Trends in Data Privacy

Data privacy is the data protection of sensitive data such as personal information and other confidential data. In an ideal world, the sharing of such data would be fully in control of the person from whom such data originates however, in today's interconnected online environment, it seems no longer possible for this to be accomplished. In positive terms, we speak glowingly of the transparency that the internet have brought us but in negative terms, it is simply an invasion of privacy. Moving forward, how will this monumental challenge be tackled? Here are the 3 key trends in Data Privacy:

1. Increased Global Regulations - The enforcement of the European Union's General Data Protection Regulation (GDPR) is followed in quick succession by California's Consumer Privacy Act, Brazil's General Data Protetion Law (LGPD) and a string of Asian data privacy initiatives suggest that around the world, there is a growing focus on data privacy, Gartner Inc.'s report also expect that by 2023, at least 65% of the world's population will be covered under modern privacy regulations. This suggests that globally, enforcement of data privacy regulations will only increase.
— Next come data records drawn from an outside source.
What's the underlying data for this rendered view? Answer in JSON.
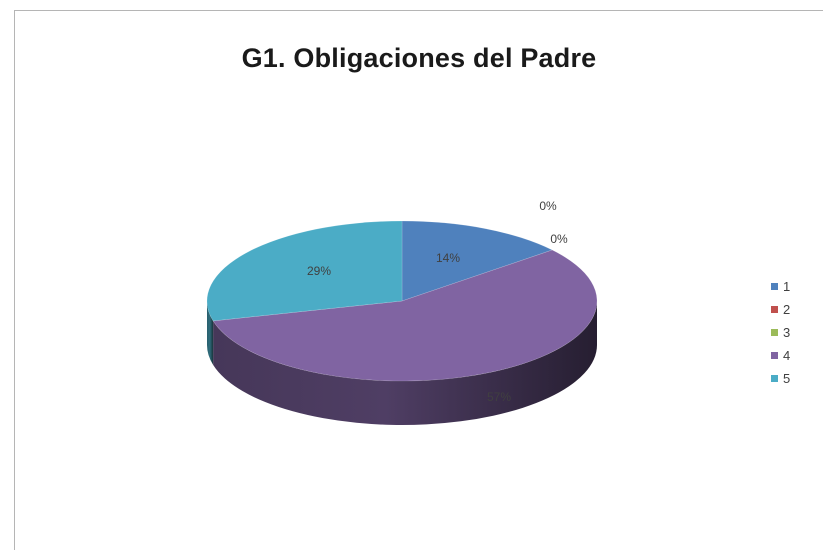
{
  "chart_data": {
    "type": "pie",
    "title": "G1. Obligaciones del Padre",
    "categories": [
      "1",
      "2",
      "3",
      "4",
      "5"
    ],
    "values": [
      14,
      0,
      0,
      57,
      29
    ],
    "data_labels": [
      "14%",
      "0%",
      "0%",
      "57%",
      "29%"
    ],
    "colors": [
      "#4f81bd",
      "#c0504d",
      "#9bbb59",
      "#8064a2",
      "#4bacc6"
    ],
    "legend_position": "right",
    "style": "3d-tilted"
  }
}
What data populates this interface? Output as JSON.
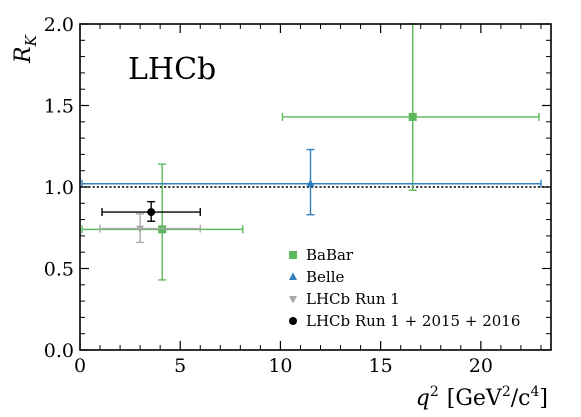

2.  Greater Awareness - To understand the greater awareness of corporations, one must first look at the increasing repercussions and clamp downs on corporations who flout such laws. In just the beginning of 2021, GDPR fines have been estimated to be around 292 million Euros, with even big corporations like Google, British Airways and Mariott falling foul of the increased regulations. On the end of the consumer, greater publicity on data privacy infringements such as the Cambridge Analytica-Facebook scandal have increased public awareness on this issue as well. In fact, consumers have even shown themselves to be willing to forego popular platforms to protect their personal data, as witnessed in the case of Whatsapp updating its privacy policies.
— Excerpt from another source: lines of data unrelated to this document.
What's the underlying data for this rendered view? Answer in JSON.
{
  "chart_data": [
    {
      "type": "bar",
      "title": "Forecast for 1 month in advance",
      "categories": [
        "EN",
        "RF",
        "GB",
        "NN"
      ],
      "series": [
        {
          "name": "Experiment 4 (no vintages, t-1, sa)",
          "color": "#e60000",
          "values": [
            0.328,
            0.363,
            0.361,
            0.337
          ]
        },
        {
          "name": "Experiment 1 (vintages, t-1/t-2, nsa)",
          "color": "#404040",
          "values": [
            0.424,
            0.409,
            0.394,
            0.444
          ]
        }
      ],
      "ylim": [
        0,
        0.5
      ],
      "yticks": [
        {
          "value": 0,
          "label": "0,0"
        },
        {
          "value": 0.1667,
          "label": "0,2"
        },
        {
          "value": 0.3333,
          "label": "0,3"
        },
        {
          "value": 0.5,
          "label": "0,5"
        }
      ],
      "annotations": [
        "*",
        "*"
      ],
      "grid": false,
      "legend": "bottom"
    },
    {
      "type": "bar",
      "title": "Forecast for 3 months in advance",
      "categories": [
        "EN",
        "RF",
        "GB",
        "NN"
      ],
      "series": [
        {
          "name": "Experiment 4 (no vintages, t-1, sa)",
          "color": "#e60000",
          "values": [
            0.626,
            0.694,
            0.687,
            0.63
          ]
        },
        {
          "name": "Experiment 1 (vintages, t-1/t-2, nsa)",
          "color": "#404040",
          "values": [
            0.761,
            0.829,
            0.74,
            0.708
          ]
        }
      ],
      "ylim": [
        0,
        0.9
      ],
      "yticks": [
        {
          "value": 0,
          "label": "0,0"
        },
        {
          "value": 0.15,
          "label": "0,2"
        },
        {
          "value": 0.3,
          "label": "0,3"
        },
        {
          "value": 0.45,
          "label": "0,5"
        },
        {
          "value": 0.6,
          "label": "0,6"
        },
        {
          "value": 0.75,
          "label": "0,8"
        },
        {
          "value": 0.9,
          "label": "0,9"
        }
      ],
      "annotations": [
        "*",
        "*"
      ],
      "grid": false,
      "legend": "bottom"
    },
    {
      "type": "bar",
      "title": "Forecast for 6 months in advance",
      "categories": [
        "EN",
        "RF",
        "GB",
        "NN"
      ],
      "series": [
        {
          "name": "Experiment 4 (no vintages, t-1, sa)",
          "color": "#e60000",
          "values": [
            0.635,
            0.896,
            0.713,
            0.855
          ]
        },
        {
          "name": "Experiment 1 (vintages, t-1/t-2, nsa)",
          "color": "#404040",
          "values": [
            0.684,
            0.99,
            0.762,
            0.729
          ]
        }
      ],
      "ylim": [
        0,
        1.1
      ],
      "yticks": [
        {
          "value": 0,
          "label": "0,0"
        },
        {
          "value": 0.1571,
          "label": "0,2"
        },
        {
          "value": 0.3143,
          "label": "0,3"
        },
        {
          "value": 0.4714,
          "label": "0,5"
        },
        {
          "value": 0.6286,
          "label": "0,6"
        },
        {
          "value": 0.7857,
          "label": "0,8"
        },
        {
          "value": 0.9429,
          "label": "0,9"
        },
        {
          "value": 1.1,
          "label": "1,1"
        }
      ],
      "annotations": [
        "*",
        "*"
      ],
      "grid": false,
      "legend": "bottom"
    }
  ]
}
3. Focus on Third Party Risk Management - The GDPR has enhanced current obligations of organizations to vet the third parties they work with, with a requirement of them to be subject to third party partner evaluations and agreements. Gartner Inc.'s evaluations have shown that despite a heavy reliance on third parties, only 35% of organizations consider their third-party risk management to be effective. In 2020, the Court of Justice of the European Union (CJEU) invalidated the Privacy Shield Agreement, protecting corporations from third party leaks of citizen data. Such movements suggest that third party risk management would be a key focus of corporations moving forward.